Felice Beato's Faizabad Market
Felice Beato's Faizabad Market is another jewel toned image replete with architectural nuances—Beato, the Venice born war photographer, had a yen for Islamic architecture and he shot a host of images of Indian mosques and imambaras in Delhi, Agra and Lucknow. Beato, the war photographer famous for his 1857 uprising pictures of Lucknow, was also a lover of architectural elements. Beato was a war photographer who had come to shoot the mutiny of 1857 and was known for his historic images of searing humanesque agony in portraying the futility of the war. Beato loved scouting the countryside looking for the Indian pastorale.
The charm of this work is the simplicity of style and the aura of the creative surge that lies within the many elements in the composition.The British print market flourished because of the colonial picturesque, the enchantment of the domestic rural and the virgin territory of ruggedness in both the country and street scenes, as well as, temple and Islamic architecture.
Primary Tool
Among landscapes, the moody marvel is Samuel Bourne's view of the Dhul Canal is Kashmir. The exhibition features prints by photographers and photography studios that worked and operated in India at the time, including Raja Deen Dayal and Bourne & Shepherd, one of the oldest photography studios in the world. Patronised by the upper echelons of the British Raj as well as Indian royalty, these artists took to photography, which was swiftly replacing painting as the primary tool for portraiture and documentation, not long after its invention in Europe. Their images feature portraits of Indian princes, Himalayan expeditions, landscape views, and architectural monuments, captured in all their grandeur.


Printing Process
The photographs have been printed from the original prints by Clark Worswick, a renowned photo historian who was also one of the first collectors of this work. He was the curator of The Last Empire, a historic exhibition at the Asia Society in 1976, which brought to public attention indigenous Indian photography for the first time.
Limited Edition Longevity
Over a sixty-year period, Worswick collected these works, trying to discover amidst decades of searching, both the makers of these photographs with their biographies and the pictures, realizing in the process that this impossibly evanescent oeuvre thrived only for 35- 45 years. Worswick then embraced the task of creating a limited edition series of prints in state-of-the-art carbon inks (with a longevity of almost 400 years) that exceed the quality and lifespan of the original pictures. In an India that is much changed in the last century-and-half, these important images are in some cases, the only surviving remnants of a bygone era.
Architectural Elevation
Between the minimal aesthetic of Moghul splendour, and the temples of both North and Southern India, the lithe lines of architectural details presented an aura of elevation. The result was that these photographs miraculously combine the best qualities of Moghul and Hindu traditions: the famed obsession of Mughal attention to fine detail is fused with a scientific Indianesque rationalism to produce architectural studies that both observe and feel the qualities of architectonics of buildings/temples/havelis.
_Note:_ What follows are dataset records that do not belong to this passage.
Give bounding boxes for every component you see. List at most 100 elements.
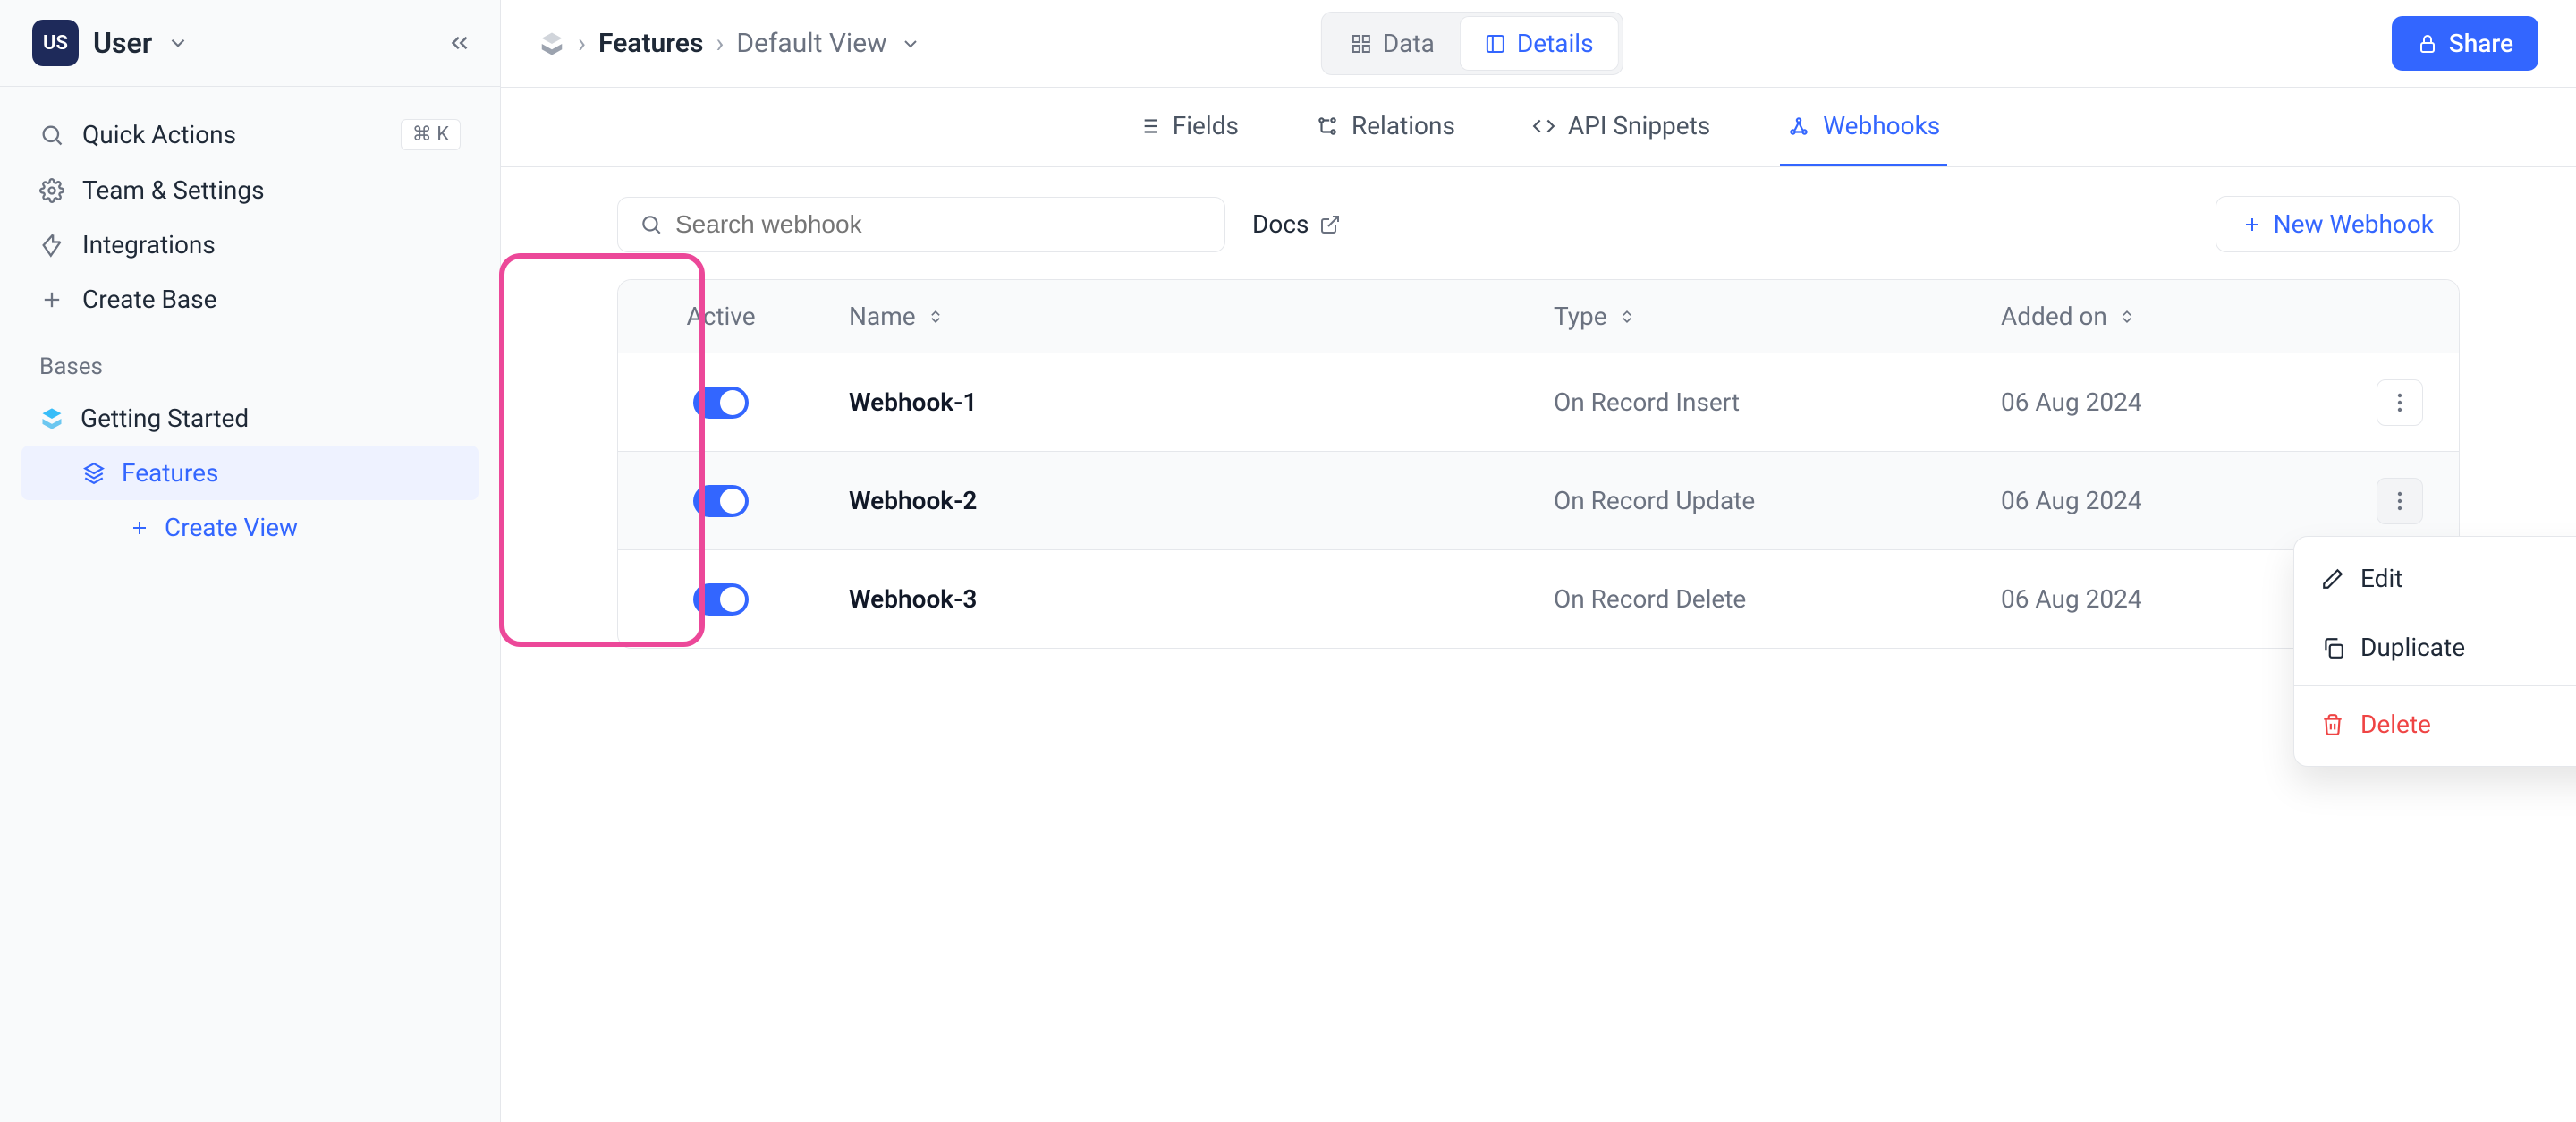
create-view-button[interactable]: Create View xyxy=(21,500,479,555)
segment-label: Details xyxy=(1517,29,1594,58)
breadcrumb: › Features › Default View xyxy=(538,28,921,59)
user-name: User xyxy=(93,26,152,60)
search-webhook[interactable] xyxy=(617,197,1225,252)
tab-label: Relations xyxy=(1352,111,1455,140)
menu-duplicate[interactable]: Duplicate xyxy=(2294,613,2576,682)
webhook-name: Webhook-3 xyxy=(824,584,1529,614)
relations-icon xyxy=(1316,115,1339,138)
webhook-type: On Record Delete xyxy=(1529,584,1976,614)
share-button[interactable]: Share xyxy=(2392,16,2538,71)
segment-data[interactable]: Data xyxy=(1326,16,1460,71)
base-getting-started[interactable]: Getting Started xyxy=(21,391,479,446)
col-type[interactable]: Type xyxy=(1529,302,1976,331)
menu-label: Delete xyxy=(2360,710,2431,739)
tab-webhooks[interactable]: Webhooks xyxy=(1780,88,1947,166)
active-toggle[interactable] xyxy=(693,583,749,616)
table-features[interactable]: Features xyxy=(21,446,479,500)
plus-icon xyxy=(129,517,150,539)
webhook-type: On Record Update xyxy=(1529,486,1976,515)
webhook-name: Webhook-2 xyxy=(824,486,1529,515)
details-icon xyxy=(1485,33,1506,55)
nav-quick-actions[interactable]: Quick Actions ⌘ K xyxy=(21,106,479,163)
tab-relations[interactable]: Relations xyxy=(1309,88,1462,166)
webhook-icon xyxy=(1787,115,1810,138)
lock-icon xyxy=(2417,33,2438,55)
segment-label: Data xyxy=(1383,29,1435,58)
col-active: Active xyxy=(618,302,824,331)
breadcrumb-view[interactable]: Default View xyxy=(736,28,886,59)
nav-integrations[interactable]: Integrations xyxy=(21,217,479,272)
external-link-icon xyxy=(1319,214,1341,235)
chevron-down-icon xyxy=(166,31,190,55)
breadcrumb-separator: › xyxy=(716,28,724,59)
collapse-sidebar-icon[interactable] xyxy=(446,30,473,56)
nav-create-base[interactable]: Create Base xyxy=(21,272,479,327)
trash-icon xyxy=(2321,713,2344,736)
nav-label: Quick Actions xyxy=(82,120,236,149)
tab-label: Webhooks xyxy=(1823,111,1940,140)
tab-label: Fields xyxy=(1173,111,1239,140)
data-details-toggle: Data Details xyxy=(1321,12,1623,75)
chevron-down-icon[interactable] xyxy=(900,33,921,55)
search-icon xyxy=(640,213,663,236)
breadcrumb-separator: › xyxy=(578,28,586,59)
main-area: › Features › Default View Data Details S… xyxy=(501,0,2576,1122)
nav-label: Create Base xyxy=(82,285,216,314)
table-header: Active Name Type Added on xyxy=(618,280,2459,353)
nav-label: Team & Settings xyxy=(82,175,265,205)
menu-label: Edit xyxy=(2360,564,2402,593)
content-area: Docs New Webhook Active Name Type Added … xyxy=(501,167,2576,677)
sidebar: US User Quick Actions ⌘ K Team & Setting… xyxy=(0,0,501,1122)
tab-fields[interactable]: Fields xyxy=(1130,88,1246,166)
sort-icon xyxy=(927,308,945,326)
table-row[interactable]: Webhook-1 On Record Insert 06 Aug 2024 xyxy=(618,353,2459,451)
breadcrumb-table[interactable]: Features xyxy=(598,28,703,59)
active-toggle[interactable] xyxy=(693,485,749,517)
docs-link[interactable]: Docs xyxy=(1252,209,1341,239)
row-actions-button[interactable] xyxy=(2377,379,2423,426)
list-icon xyxy=(1137,115,1160,138)
base-icon xyxy=(538,30,565,57)
search-input[interactable] xyxy=(675,210,1203,239)
sort-icon xyxy=(1618,308,1636,326)
col-name[interactable]: Name xyxy=(824,302,1529,331)
row-context-menu: Edit Duplicate Delete xyxy=(2293,536,2576,767)
webhook-date: 06 Aug 2024 xyxy=(1976,387,2351,417)
table-row[interactable]: Webhook-3 On Record Delete 06 Aug 2024 xyxy=(618,549,2459,648)
docs-label: Docs xyxy=(1252,209,1309,239)
sort-icon xyxy=(2118,308,2136,326)
new-webhook-button[interactable]: New Webhook xyxy=(2216,196,2460,252)
plus-icon xyxy=(2241,214,2263,235)
table-label: Features xyxy=(122,458,218,488)
duplicate-icon xyxy=(2321,636,2344,659)
menu-label: Duplicate xyxy=(2360,633,2465,662)
menu-delete[interactable]: Delete xyxy=(2294,685,2576,759)
create-view-label: Create View xyxy=(165,513,298,542)
keyboard-shortcut: ⌘ K xyxy=(401,119,461,150)
webhook-name: Webhook-1 xyxy=(824,387,1529,417)
edit-icon xyxy=(2321,567,2344,591)
row-actions-button[interactable] xyxy=(2377,478,2423,524)
active-toggle[interactable] xyxy=(693,387,749,419)
menu-edit[interactable]: Edit xyxy=(2294,544,2576,613)
col-added-on[interactable]: Added on xyxy=(1976,302,2351,331)
nav-label: Integrations xyxy=(82,230,216,259)
code-icon xyxy=(1532,115,1555,138)
plus-icon xyxy=(39,287,64,312)
grid-icon xyxy=(1351,33,1372,55)
webhooks-table: Active Name Type Added on Webhook-1 On R… xyxy=(617,279,2460,649)
nav-team-settings[interactable]: Team & Settings xyxy=(21,163,479,217)
tab-api-snippets[interactable]: API Snippets xyxy=(1525,88,1717,166)
tab-label: API Snippets xyxy=(1568,111,1710,140)
table-icon xyxy=(82,462,106,485)
workspace-switcher[interactable]: US User xyxy=(0,0,500,87)
gear-icon xyxy=(39,178,64,203)
segment-details[interactable]: Details xyxy=(1460,16,1619,71)
table-row[interactable]: Webhook-2 On Record Update 06 Aug 2024 xyxy=(618,451,2459,549)
new-webhook-label: New Webhook xyxy=(2274,209,2434,239)
base-label: Getting Started xyxy=(80,404,249,433)
base-icon xyxy=(39,406,64,431)
bases-section-label: Bases xyxy=(21,327,479,391)
webhooks-toolbar: Docs New Webhook xyxy=(617,196,2460,252)
avatar: US xyxy=(32,20,79,66)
This auction of just 30 stellar works presents leaves of the past in nostalgic notes of tranquility. No wonder the artist James Baillie Fraser who came to Calcutta and then to Delhi wrote to his father: "I have been of late literally stunned by views of mosques and tombs and ruins, wrecks of Delhi's former greatness. All the country is covered with tombs of all descriptions, some of great beauty . . . Years would be required to survey all that is worthy of attention. In comparison, all our Gothic castles and Roman fortifications sink into nothing. . ." And so be it.